First Committee Member

Bruce Bagley

Second Committee Member

Ambler Moss

Third Committee Member

Alberto Lozano


Despite the vast research by academics and their attempt to explain why states aspire nuclear power, why states transfer conventional arms, and the effect of nuclear proliferation on the probability of war and crisis behavior, little is known why states continue to provide sensitive nuclear assistance despite the catastrophic consequences it may bring. An additional problem to this paradigm is that according to the strategic theory of nuclear proliferation the spread of nuclear weapons threaten the United States and the international peace and security. To increase the understanding of the problem of nuclear development this study focuses on the question: Does United States Foreign Policy Achieve Meaningful Results To Stop Nuclear Advancement? To address this question, two case studies: Pakistan and Iran are examined through their regional history to understand their motivations for developing nuclear capability.
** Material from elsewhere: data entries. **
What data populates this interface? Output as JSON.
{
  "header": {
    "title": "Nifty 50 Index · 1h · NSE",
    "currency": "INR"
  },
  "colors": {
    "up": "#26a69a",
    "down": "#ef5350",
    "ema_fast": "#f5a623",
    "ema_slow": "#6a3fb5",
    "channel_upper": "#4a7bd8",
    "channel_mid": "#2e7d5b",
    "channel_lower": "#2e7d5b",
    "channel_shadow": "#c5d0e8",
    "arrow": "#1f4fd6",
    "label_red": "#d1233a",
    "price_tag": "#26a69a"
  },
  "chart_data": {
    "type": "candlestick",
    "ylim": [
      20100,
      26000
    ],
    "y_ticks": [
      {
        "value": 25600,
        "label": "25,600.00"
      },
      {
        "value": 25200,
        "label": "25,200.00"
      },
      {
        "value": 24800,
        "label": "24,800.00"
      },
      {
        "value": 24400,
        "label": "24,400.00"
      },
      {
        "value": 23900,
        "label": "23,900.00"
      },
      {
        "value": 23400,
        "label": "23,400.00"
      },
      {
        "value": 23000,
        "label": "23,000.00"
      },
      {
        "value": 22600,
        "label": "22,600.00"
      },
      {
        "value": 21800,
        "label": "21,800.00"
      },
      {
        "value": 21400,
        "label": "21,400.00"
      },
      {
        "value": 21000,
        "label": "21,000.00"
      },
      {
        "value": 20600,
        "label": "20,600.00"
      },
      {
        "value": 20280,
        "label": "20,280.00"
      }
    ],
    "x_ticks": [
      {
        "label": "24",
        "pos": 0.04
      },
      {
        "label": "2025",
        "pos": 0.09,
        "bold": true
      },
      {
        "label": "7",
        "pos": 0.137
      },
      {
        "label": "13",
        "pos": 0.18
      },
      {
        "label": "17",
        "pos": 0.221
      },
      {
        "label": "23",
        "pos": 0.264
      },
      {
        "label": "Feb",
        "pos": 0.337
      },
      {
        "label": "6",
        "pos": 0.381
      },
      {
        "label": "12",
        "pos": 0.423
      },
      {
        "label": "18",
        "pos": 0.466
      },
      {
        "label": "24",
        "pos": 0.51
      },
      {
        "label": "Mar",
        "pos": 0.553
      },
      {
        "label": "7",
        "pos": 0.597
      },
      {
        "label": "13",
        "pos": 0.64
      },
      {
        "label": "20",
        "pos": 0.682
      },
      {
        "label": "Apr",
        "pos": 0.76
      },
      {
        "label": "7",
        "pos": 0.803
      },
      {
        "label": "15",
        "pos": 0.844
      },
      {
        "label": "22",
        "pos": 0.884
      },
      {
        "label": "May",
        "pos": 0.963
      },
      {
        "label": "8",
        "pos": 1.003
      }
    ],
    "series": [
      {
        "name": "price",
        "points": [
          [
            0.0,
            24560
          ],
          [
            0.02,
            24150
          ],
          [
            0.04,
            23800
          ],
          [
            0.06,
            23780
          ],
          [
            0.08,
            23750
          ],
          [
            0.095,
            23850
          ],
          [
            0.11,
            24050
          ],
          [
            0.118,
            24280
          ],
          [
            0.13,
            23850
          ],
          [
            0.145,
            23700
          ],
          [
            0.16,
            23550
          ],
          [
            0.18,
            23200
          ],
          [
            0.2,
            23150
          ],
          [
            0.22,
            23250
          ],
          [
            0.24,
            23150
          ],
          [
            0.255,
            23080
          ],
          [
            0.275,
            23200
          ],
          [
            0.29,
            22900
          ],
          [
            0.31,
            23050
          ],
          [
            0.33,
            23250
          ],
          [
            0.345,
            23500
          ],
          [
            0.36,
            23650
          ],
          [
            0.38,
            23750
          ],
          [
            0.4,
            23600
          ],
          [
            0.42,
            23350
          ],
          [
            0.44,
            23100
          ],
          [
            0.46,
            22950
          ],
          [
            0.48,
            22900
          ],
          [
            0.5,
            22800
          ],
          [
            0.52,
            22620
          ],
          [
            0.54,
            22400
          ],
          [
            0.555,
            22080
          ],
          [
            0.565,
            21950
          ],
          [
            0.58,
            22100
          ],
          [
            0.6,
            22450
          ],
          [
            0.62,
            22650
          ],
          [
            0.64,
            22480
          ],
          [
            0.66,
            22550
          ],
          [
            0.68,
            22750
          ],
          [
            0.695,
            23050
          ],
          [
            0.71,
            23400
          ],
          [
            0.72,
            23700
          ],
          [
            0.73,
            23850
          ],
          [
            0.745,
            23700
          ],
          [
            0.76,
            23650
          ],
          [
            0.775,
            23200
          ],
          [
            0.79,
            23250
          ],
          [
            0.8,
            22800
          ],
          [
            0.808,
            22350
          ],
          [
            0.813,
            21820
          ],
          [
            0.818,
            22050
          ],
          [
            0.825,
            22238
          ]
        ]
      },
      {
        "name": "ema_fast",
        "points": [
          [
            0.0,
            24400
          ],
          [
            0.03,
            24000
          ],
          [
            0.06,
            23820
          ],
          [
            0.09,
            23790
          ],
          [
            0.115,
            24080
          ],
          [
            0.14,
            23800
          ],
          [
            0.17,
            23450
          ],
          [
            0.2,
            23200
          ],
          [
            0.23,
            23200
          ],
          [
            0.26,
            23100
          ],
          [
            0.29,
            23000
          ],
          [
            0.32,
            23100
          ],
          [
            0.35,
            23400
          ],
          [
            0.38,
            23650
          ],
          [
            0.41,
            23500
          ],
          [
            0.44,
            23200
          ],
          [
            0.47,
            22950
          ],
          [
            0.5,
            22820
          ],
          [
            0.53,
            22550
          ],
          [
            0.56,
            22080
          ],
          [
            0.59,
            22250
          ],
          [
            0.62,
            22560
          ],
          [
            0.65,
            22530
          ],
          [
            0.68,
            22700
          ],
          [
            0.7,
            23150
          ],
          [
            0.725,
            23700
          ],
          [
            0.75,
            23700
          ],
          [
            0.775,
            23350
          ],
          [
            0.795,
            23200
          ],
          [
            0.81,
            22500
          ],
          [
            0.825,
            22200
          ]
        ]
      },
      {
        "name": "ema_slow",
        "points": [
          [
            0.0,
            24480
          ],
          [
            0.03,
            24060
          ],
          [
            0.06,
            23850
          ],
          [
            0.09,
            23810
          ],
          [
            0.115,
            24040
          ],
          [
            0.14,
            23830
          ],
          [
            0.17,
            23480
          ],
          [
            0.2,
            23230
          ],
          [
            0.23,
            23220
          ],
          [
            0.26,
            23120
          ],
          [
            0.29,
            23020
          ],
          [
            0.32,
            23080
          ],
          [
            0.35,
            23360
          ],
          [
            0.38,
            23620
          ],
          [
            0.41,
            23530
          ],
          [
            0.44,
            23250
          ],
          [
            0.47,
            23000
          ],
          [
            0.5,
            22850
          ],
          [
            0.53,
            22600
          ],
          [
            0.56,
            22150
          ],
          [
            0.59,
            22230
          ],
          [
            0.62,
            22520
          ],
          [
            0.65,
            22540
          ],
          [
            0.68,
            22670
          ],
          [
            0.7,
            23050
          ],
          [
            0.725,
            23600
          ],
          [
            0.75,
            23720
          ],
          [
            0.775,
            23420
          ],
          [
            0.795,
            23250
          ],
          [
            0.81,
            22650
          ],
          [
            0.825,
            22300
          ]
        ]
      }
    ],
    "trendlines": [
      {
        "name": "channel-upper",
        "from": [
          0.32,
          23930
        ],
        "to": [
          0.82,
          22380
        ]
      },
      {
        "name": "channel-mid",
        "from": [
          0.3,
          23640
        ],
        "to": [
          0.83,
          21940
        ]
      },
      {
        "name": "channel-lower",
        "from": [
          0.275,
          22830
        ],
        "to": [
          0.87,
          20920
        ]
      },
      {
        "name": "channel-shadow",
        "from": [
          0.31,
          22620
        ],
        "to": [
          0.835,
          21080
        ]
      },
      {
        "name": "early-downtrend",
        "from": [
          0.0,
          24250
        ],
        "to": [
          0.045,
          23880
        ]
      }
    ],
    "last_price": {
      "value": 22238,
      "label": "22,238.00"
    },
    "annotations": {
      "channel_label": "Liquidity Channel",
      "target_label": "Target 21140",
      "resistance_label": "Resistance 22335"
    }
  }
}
Reference to International Relations theories of realism, neoliberalism, and constructivism are also used to serve as a critical basis to understanding the different aspects of foreign policy and what approach the United States pursues to halt nuclear advancement. The work concludes that US Foreign Policy can achieve meaningful results but it is not always successful at bringing nuclear advancement to a halt. The balance of diplomacy and the pressures of sanctions have been proven as an effective means of pressuring and persuading regimes to resolve conflicts and respect international norms. Utilized together these tactics can buy time and negotiating leverage to prevent states from continuing with their nuclear aspirations, acquiring nuclear weapons, prevent war, as well as show nuclear weapon states that their actions have serious conseuquences that include isolation and pressure of additional penalties upon them.